If you’re anything like me, you probably wish “good for you” food items tasted more like candy. Luckily some grape farmers have the same mind set. They have begun creating sweet, tasty, and candy-like grapes.
The days of only red or green grapes, seedless or seeded are long gone. If you’ve stopped into Nino’s recently, you’ve probably noticed our expanding grape selection. More specifically you’ve seen our black, sapphire skinned Moon Drops, chili pepper shaped Tear Drops, and the sought after Cotton Candy grapes, which actually taste like cotton candy.
To give you a better idea of what you’re going to experience with each of these three grapes, we’ve provided some information and history for each.
The Moon Drop grape grows in tight clusters. It has a very juicy, sweet interior. The grapes are so crisp they can be snapped in two, revealing the green seedless pulp. Like other black grape varieties, they are a good source of antioxidants, flavonoids and vitamins A, C and K. The history of the Moon Drop® grape starts in 1996, when Jack Pandol founded his revolutionary business, The Grapery®. With generations of family experience in the vineyards and a degree in Viticulture from UC Davis, Jack began breeding exciting new varieties through a partnership with International Fruit Genetics.
Tear Drop grapes have a peculiar elongated shape that tapers at one end, much like that of a chili pepper. They grow in tightly compacted clusters that can become quite heavy due to grapes’ larger than average size. The thin and tender skin is light red to maroon with green tinges, while the translucent inner flesh is crisp and juicy. They have a very sweet flavor that is reminiscent of plums. First grown in 2002, and formally known as Witch Fingers, they were developed through a breeding program with International Fruit Genetics and the Grapery of Bakersfield, CA. These finger-shaped grapes are now grown exclusively at only one vineyard in the San Joaquin Valley.
Cotton candy grapes are in season from August 10 to September 20.
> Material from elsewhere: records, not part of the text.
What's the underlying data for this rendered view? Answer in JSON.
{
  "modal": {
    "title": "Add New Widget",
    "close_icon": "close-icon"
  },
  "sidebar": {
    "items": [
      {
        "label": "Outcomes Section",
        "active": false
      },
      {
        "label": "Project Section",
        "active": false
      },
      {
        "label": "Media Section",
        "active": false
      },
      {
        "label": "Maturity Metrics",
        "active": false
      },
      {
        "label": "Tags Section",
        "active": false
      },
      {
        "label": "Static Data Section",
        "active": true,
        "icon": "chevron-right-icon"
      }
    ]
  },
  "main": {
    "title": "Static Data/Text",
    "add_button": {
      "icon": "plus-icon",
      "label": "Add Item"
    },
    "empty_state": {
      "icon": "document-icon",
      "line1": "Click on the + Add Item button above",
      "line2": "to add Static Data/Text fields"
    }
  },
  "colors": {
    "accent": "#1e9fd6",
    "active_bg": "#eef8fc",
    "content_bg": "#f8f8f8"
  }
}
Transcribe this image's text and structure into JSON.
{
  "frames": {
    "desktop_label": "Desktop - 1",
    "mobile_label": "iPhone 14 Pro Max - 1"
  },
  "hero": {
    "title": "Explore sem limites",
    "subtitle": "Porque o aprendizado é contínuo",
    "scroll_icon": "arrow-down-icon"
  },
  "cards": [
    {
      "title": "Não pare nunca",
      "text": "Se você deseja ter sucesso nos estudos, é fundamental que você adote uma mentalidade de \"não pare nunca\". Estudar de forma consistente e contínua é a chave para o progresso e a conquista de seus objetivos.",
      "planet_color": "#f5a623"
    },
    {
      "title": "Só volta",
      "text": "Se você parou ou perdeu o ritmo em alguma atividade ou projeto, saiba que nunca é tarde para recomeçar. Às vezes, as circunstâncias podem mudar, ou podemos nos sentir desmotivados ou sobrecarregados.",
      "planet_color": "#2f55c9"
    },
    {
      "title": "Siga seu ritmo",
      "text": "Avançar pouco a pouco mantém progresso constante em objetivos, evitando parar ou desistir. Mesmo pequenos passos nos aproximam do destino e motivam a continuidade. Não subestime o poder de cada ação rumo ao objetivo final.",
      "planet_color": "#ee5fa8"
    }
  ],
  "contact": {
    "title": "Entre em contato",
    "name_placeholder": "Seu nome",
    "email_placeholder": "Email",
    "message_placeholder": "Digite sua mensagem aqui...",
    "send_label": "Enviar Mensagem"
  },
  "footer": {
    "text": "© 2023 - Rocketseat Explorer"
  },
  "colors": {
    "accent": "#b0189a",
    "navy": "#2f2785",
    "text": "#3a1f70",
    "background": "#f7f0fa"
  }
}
Cotton candy grapes are becoming more popular because they actually taste like cotton candy. This is made possible because of plant breeding, meaning that farmers who cultivate these grapes cross different types of grapes together. David Cain, a horticulturist, and his team at the International Fruit Genetics in Bakersfield, California mixed two types of grapes — a Concord-like grape and seedless Vitis vineferia, which is a grape vine commonly found in the Mediterranean. Cain told NPR that the whole process takes at least six years — sometimes 15 years.